Saturday 20 November 2010

just for fun

Sweet sixteen.  For a year I dreamed of an amazing Okanagan Lake birthday beach party with all my friends.  Many were the awesomely exciting plans we concocted.  It would be the social event of the year.  We could hardly wait.

And then my gypsy-spirited father dropped the bombshell.  This would be the summer for his long-dreamed-of trip across Canada.  The six of us, Pa, Ma, my 16 year old self, my 14 and 10 year old brothers, and my 6 year old sister would set off on a wonderfully educational nearly-seven-week trip across Canada in our family station wagon, pulling our 4 person tent trailer into which we would all squeeze each night.

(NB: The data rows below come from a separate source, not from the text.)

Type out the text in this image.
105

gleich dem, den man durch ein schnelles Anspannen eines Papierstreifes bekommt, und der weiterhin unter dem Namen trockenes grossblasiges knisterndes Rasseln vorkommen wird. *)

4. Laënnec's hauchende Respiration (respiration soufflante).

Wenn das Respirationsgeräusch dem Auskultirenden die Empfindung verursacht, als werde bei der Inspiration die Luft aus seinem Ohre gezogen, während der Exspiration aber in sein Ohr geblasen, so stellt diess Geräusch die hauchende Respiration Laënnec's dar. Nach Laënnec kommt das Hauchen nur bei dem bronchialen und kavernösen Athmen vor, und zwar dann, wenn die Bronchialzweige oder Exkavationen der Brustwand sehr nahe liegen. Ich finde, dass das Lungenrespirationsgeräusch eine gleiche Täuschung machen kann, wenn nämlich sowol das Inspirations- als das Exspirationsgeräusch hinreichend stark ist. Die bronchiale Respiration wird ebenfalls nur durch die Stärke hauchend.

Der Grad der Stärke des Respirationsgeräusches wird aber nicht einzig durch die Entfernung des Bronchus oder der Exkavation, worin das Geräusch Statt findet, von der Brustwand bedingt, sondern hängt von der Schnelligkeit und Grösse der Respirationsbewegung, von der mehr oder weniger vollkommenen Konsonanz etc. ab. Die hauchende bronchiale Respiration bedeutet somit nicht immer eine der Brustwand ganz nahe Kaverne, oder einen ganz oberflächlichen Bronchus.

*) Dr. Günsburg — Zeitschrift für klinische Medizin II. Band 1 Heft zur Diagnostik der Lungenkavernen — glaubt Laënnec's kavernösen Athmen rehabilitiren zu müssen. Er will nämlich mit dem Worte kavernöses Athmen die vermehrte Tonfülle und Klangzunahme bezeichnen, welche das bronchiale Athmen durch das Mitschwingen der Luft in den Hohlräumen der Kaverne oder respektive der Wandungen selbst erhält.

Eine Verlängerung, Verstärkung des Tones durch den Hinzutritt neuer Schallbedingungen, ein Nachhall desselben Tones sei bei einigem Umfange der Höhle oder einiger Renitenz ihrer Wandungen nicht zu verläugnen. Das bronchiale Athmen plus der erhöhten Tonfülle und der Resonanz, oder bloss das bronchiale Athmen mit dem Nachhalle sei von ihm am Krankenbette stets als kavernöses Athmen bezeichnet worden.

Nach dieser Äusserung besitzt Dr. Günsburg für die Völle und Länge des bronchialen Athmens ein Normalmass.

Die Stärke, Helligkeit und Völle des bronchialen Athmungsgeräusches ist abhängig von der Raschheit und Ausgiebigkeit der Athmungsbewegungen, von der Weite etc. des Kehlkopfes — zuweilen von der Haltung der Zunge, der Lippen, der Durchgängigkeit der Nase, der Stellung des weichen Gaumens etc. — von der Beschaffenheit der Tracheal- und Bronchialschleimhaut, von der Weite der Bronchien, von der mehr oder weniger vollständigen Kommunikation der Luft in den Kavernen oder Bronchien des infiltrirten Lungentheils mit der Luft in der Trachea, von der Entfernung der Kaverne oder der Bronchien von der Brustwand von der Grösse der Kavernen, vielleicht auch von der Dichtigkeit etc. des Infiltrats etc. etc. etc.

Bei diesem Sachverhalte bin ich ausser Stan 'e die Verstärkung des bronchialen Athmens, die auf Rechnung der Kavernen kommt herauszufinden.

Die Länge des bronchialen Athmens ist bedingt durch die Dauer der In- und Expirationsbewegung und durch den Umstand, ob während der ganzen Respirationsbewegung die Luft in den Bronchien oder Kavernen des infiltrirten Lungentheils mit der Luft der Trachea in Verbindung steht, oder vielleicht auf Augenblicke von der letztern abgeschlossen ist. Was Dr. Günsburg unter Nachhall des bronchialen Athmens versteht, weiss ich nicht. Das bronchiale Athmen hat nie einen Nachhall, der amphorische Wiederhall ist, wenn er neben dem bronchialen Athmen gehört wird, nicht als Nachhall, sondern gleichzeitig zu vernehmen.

Naturally, in typical teen spirit, I ranted, raved, cried, begged, and threatened to run away.  My father could not understand what had happened to his lovely, obedient daughter.  Actually he had been befuddled by her teenage behavior for the past 4 years or so; but that she should be displeased with the vacation of the century was simply incomprehensible to him.  After all, he had planned every detail carefully, and he was generously doing this for the family, not for himself.  Oh yes.  Certainly.  Yeah, right.

So off we went.  Because of my attitude, which did not improve, I was banished to the third seat of the station wagon, which faced backward.  Actually, I was quite pleased with this, as I did not have to interact with the rest of the family.  I buried my nose in a variety of novels, and only appeared for bathroom stops and meals, if possible.

Unfortunately for myself, my father was a photography fanatic.  We had to stop at every pictorial landscape, of which Canada has a distressing number.  And we all had to pile out and pose in the foreground.  Why he kept insisting I be part of the photos is beyond belief, as my evil frown created a distressing contrast with the idyllic scenery.

Also unfortunately, my dear father, a World War 2 vet and history buff, had a obsessive desire to visit every military or ex-military installation from one end of the continent to another.  And of course we were all expected to tour each site, in respect of our great nation's history.  I must admit that some sites, like Fort Steele, which had been rebuilt to colonial standards, were mildly interesting to me.  But other sites, like the boot camp near Moose Jaw where dad had received his training, were now long-deserted boarded-up buildings, with dust and tumbleweed blowing across the barren prairie flats. We visited endless historical military sites of all descriptions, from one end of Canada to the other.  On the return trip we visited Fort Louisbourg in New Brunswick. 

Poor dad.  We all piled out of the station wagon, and joined the tour group.  Or at least the rest of the family piled out.  Dad had to physically haul me out of my backseat cave.  I was ranting and raving.  The rest of the tour group stared at us, mouths hanging open.  Dad got so upset at me that finally he shouted, "I'm going to put you on the next Greyhound Bus and send you home!"  "Yes!" I shouted joyfully and started dancing with delight.  Dad stared at me in horror!  I suppose he thought this would be a terrible punishment; but to me it was a moment of pure bliss.  Mom said flatly, "You are NOT going to travel alone across country by Greyhound."  My heart sank, and I slunk into line in the tour group and trudged along.  Fort Louisbourg turned out to be fascinating, but I did my best not to let on.

Most days we would rise at dawn, have oatmeal for breakfast, and drive till noon.  No matter where we were, dad would pull over to the side of the road, and mom would prepare lunch with whatever she could manage without cooking.  A regular was cold canned beans on brown bread.  Yum.  Then we'd travel another 6 hours or so, and camp again.  Mom, who was on a tight budget due to the cost of the photos which would memorialize our vacation for all time, would do her best to cook something nourishing.  Stew was frequent.  Hot dogs were a treat.  Dad did generously announce one day that he was taking us to a restaurant.  We went to Dairy Queen and all of us had dipped soft ice cream cones.  It was a highlight of the trip.

I could go on and on, and indeed I did so throughout the vacation, writing and illustrating a rather sarcastic journal.  My father also wrote a journal, and you would never imagine that we'd been on the same vacation.  My final entry noted that it seemed like we were on the road for 45 years rather than 45 days. 

Oddly enough, over the years as I have matured a tad, I have actually come to look back on that trip with a bit of nostalgia.  And I did actually come to appreciate my nation more.  I enjoyed using my high school French in Quebec, and had an awesome time at the Ontario Science Center on my 16th birthday, thanks to elderly relatives who recognized my sorrow at not having a sweet sixteen birthday party with my friends.  And years later, when I became a high school teacher and taught Grade 10 Social Studies, which covers Canadian geography and history, I always showed my classes my dad's photos.  They totally loved laughing at my cranky glares and my wild striped 1970 bell bottom pants, hippie belts, and other fashionable attire of the era.  And so it turned out to be an entertaining and educational vacation after all.  For my 1980s and 1990s students, at any rate.